Black Hole SEO, large popular websites are all jumping on the Internal Linking optimization strategy using aggregator pages for all stories on the topic, usually companies. This is either done in plain site, or through a bunch of Hidden Internal links within the content, using CSS to make these links appear as normal text. Only a mouse over will trigger an affect that shows the word is actually a link.
For one of the worse offenders in Black Hole SEO, just check any story by the New York Times on a large tech company, they don’t link to the website of Apple, eBay or Google, but rather link to the page which aggregates all the NYTimes stories on those companies. This way, The New York Times has added more than 3,000 pages into Google which do not add a lot of value other than the information which is probably available on the corporate websites of these companies already. As was mentioned by SEObook here: “The New York Times, seems reluctant to link to anyone but themselves. This is especially annoying when they write about websites. ”
Screenshot on the right: New York Times company aggregator pages indexed by Google, currently more than 3,000 pages indexed.
Although I would rather see The New York Times link out to the companies they are writing about, I can see the need for the Newspaper to drive more pageviews for its survival. At least The NYTimes is using visible links where everybody can see their Black Hole SEO strategy.
Hidden Internal Links for the WIN; Ultimate Black Hole SEO
When reading Techmeme, I came across a story on a popular tech & business media site, which is using the Black Hole SEO strategy, but hides their internal links from the public. While these links do not fall under the definition of hidden links in the Webmaster Guidelines from Google, I wonder why the internal links to the aggregator pages are hidden with css, instead of just being in plain sight for any of the users. The Google webmaster guidelines say this about hidden links (emphasis is mine):
Hidden links are links that are intended to be crawled by Googlebot, but are unreadable to humans because:
- The link consists of hidden text (for example, the text color and background color are identical).
- CSS has been used to make tiny hyperlinks, as little as one pixel high.
- The link is hidden in a small character – for example, a hyphen in the middle of a paragraph.
If your site is perceived to contain hidden text and links that are deceptive in intent, your site may be removed from the Google index, and will not appear in search results pages.
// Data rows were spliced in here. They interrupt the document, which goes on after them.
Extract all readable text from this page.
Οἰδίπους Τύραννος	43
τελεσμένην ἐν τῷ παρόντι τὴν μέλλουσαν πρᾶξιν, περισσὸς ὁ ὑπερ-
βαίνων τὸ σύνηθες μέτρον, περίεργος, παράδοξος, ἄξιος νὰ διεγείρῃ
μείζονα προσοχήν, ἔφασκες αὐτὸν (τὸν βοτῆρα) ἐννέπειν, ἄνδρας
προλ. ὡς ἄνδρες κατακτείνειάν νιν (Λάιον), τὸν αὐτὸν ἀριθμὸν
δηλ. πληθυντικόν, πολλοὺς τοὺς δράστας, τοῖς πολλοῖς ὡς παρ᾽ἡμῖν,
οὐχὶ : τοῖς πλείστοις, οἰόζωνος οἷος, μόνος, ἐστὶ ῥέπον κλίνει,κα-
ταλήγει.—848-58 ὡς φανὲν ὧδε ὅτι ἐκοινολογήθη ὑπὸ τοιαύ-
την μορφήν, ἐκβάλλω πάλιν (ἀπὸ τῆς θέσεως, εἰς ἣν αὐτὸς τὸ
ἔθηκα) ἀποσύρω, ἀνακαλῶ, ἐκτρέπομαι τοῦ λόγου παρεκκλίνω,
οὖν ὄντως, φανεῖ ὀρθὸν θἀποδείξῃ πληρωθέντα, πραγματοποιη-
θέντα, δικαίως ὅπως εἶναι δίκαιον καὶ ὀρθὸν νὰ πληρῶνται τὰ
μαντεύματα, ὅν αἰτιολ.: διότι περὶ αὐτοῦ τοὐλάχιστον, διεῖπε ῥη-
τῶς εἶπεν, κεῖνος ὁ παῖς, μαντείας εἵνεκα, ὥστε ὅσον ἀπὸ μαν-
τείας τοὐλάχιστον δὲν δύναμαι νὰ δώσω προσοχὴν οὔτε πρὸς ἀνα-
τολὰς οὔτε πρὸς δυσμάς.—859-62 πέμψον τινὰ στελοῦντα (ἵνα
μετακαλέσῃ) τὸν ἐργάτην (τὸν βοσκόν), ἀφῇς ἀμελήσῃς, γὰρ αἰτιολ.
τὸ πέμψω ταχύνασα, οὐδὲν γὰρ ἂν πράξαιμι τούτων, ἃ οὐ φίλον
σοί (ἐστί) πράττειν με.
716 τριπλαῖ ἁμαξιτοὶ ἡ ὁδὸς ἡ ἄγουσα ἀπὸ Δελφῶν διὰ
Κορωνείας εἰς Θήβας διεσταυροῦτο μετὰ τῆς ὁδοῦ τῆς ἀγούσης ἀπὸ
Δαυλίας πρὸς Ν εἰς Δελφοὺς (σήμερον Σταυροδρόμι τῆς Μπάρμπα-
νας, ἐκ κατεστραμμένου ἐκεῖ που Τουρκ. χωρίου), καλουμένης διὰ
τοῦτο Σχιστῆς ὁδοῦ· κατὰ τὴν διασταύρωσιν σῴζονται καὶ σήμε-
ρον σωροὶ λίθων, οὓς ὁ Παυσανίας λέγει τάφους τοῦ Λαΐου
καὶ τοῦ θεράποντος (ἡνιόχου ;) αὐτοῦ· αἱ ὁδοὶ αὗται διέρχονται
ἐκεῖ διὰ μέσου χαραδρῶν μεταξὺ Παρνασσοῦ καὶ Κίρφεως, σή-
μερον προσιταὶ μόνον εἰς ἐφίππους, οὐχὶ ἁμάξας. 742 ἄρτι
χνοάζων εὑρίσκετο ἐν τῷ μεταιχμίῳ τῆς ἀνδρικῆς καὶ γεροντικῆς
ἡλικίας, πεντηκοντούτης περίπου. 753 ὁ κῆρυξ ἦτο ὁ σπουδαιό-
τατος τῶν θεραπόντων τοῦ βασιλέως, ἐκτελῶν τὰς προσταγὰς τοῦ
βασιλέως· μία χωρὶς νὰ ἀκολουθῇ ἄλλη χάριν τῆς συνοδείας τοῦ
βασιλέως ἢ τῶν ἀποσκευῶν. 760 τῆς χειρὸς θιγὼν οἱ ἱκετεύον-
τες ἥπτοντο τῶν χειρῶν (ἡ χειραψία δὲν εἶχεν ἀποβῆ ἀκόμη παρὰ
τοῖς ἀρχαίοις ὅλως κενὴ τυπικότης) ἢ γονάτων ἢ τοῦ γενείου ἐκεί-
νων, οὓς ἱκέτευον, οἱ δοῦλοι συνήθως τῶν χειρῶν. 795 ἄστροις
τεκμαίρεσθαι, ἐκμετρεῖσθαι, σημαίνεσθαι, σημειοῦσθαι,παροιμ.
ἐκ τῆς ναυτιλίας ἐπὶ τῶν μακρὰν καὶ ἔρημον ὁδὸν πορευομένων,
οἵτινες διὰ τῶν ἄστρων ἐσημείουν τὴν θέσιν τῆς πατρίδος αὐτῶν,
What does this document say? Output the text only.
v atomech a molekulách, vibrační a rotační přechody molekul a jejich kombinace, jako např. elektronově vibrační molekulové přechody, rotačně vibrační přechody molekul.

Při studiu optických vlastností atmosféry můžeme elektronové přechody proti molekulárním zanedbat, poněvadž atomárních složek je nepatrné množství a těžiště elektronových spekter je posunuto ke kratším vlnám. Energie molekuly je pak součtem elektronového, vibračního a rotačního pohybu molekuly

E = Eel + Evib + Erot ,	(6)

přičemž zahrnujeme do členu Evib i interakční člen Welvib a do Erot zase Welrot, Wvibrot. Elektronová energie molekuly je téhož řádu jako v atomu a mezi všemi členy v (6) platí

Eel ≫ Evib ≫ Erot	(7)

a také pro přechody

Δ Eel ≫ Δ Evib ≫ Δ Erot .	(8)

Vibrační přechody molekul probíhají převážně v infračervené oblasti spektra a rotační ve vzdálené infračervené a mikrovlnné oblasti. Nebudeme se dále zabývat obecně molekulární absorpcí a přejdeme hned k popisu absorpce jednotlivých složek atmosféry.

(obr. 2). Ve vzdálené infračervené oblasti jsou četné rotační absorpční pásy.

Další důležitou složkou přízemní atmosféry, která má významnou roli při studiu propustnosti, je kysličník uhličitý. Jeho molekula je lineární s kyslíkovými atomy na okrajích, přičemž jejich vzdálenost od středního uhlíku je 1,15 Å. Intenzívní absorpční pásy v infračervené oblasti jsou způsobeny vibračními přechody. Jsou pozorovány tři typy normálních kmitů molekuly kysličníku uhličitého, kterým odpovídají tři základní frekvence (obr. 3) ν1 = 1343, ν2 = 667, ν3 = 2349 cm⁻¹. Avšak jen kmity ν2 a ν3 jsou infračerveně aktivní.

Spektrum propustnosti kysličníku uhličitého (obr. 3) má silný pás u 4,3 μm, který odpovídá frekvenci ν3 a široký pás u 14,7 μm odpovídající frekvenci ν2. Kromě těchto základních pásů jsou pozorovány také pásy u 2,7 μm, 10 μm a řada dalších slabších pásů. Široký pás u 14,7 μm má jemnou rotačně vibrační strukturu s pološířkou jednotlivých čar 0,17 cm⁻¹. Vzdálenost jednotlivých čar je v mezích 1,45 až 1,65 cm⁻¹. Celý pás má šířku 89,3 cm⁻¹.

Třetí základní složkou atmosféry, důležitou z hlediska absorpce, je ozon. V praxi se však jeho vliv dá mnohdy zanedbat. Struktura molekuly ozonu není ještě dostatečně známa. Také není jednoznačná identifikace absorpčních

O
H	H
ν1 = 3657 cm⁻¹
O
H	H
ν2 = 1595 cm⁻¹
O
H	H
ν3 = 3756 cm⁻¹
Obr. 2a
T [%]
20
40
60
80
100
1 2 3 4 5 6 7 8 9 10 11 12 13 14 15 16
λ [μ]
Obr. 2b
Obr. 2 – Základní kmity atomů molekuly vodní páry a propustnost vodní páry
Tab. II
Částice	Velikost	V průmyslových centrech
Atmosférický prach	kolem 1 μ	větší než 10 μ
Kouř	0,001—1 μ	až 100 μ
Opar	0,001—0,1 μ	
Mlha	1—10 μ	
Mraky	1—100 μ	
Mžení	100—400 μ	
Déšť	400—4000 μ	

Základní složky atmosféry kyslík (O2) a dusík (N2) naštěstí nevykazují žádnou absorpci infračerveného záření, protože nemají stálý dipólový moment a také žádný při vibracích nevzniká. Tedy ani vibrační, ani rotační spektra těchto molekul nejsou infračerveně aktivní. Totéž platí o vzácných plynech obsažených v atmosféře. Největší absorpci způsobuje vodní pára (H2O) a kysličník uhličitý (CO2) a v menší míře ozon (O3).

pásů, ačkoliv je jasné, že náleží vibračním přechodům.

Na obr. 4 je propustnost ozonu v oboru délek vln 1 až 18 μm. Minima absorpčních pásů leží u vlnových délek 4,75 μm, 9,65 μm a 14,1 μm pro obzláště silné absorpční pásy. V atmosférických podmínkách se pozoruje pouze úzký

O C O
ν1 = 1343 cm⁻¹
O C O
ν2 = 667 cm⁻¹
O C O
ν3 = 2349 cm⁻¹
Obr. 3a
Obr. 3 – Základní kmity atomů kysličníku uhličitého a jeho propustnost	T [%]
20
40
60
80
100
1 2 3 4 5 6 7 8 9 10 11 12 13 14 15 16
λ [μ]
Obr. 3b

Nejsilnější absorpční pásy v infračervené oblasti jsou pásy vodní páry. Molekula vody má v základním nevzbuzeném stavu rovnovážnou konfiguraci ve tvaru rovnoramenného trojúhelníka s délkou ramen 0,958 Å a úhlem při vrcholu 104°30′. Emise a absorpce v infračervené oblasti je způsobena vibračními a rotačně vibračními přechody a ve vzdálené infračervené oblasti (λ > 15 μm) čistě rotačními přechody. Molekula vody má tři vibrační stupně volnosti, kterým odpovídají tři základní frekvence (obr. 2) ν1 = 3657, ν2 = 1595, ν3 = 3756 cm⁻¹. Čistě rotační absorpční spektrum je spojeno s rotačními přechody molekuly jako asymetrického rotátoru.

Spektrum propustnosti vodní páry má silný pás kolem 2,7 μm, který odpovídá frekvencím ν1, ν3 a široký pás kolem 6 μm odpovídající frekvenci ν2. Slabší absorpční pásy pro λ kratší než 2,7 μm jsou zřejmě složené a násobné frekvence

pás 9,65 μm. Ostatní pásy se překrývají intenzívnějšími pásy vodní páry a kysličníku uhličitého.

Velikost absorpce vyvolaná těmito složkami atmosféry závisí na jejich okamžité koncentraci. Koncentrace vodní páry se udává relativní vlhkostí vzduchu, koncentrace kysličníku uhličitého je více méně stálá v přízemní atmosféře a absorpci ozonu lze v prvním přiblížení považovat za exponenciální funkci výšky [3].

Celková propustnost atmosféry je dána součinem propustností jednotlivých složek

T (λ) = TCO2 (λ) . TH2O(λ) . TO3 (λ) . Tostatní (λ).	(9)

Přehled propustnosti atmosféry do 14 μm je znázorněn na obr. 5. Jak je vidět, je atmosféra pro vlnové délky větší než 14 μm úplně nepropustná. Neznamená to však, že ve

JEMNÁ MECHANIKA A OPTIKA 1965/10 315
When evaluating your site to see if it includes hidden text or links, look for anything that’s not easily viewable by visitors of your site. Are any text or links there solely for search engines rather than visitors?
Here is a screenshot of the source code of the site (I removed the actual domain name of the website):
In total 9 different hidden links to internal aggregation pages about companies or technology platforms or products. These include (in order of appearance):
- iPhone 5
Nakul Goyal says
Completely makes sense. Great point, and it kind of makes sense of when and how big websites become brands, when people are naturally talking about them, writing about them and linking to them. Nature of the internet. Big sites should not be worried about linking out to known brands, websites etc. I understand the concern when talking about a cookie cutter website, bad neighborhoods etc. In that scenario, rel=nofollow, _blank should do the trick. But then what if that website closes, site changes etc, 404, then it’s a bad user experience for the linking website’s users.
Thanks for your comment.
You can easily use a program like Xenu LinkSleuth or Integrity to check of link rot.
As soon as any of your external links give you a 404, you either remove the link, or set up a new destination for the link.
This should be the normal maintenance for any large media website.
Even if it’s a lot of work, I personally think it’s a worse user experience if I need to go look for the original source of a story, than when I can simply click on a link within the story. I would be ok if that site opens a new window, if the website is afraid of loosing readers.
Nakul Goyal says
Absolutely. It’s clearly not a great user experience to see all stories for Apple, Google, eBay etc when clicking on that link, when you actually expect that to go to a particular website, source etc. I have seen that happen several times myself when browsing around, reading news etc.
This is definitely not a SEO best-practice, but over optimization efforts. Controlling the flow of link juice.
What’s more, flowing Juice using links hidden with CSS is in my book a clever but deceiving practice.
Pageview journalism; keep the users on the site *no matter what*
I have a number of sites that are quoted and excerpted on news sites all the time. Almost *none* of them will put an actual live link to me – the most I will get is a citation which is not clickable.
This is also true of media sites such as for radio and tv stations.
They do not want you to leave their site or risk missing even the smallest bit of ad revenue.
I had a managing editor of a major television news website try to tell me it’s because they couldn’t vouch for the veracity of the site, but when pressed, she admitted that she was ordered not to link to *anyone* as a matter of policy.